The clerk nodded again. Green went out into Sixty-first Street and walked to a drugstore.
At eighteen minutes after two the phone on Blondie Kessler’s desk jingled cheerily for the tenth time in twenty-five minutes.
He whirled from his typewriter, picked up the receiver and yelped: “Hello.”

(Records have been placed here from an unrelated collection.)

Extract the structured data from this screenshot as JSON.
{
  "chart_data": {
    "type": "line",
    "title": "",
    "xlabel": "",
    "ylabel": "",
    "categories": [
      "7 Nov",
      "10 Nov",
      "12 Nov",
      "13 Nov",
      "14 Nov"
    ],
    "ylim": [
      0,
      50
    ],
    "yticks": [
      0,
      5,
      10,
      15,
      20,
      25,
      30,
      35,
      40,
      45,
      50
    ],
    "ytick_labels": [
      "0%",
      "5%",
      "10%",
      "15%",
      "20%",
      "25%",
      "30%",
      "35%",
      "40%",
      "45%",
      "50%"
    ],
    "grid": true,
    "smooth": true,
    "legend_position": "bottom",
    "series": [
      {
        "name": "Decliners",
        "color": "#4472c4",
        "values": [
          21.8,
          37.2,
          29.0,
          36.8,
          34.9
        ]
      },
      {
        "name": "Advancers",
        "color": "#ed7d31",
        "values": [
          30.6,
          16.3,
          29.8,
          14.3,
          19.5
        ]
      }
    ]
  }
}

Green’s voice hummed silkily over the wire: “How many more identifiable pieces have they dug out of Tony’s? And how’s that red-hot Kessler theory coming along?”
Kessler scowled sourly into the transmitter.
“That Kessler theory is holding its head up and taking nourishment very nicely, thank you!” he barked with elaborate irony. “We found a chunk of the fuse with a foundry label on it, a place in Jersey—”
Green interrupted: “Don’t tell me. Let me guess... Sallust used to work there, or anyway, he used to live in Jersey, or maybe he went to Jersey once to visit his aunt.”
Kessler snorted: “All right, all right. I say Sallust is a cinch for this job, you say not. I’ll bet — I’ll bet you fifty dollars.”
Green snapped: “Bet.”
Kessler cackled shrilly. “The clincher is that Sallust and his sister took a powder about a minute and a half before the boys in blue swept in. Their next-door neighbors heard them go out and from the timing it looks like it was a tip.”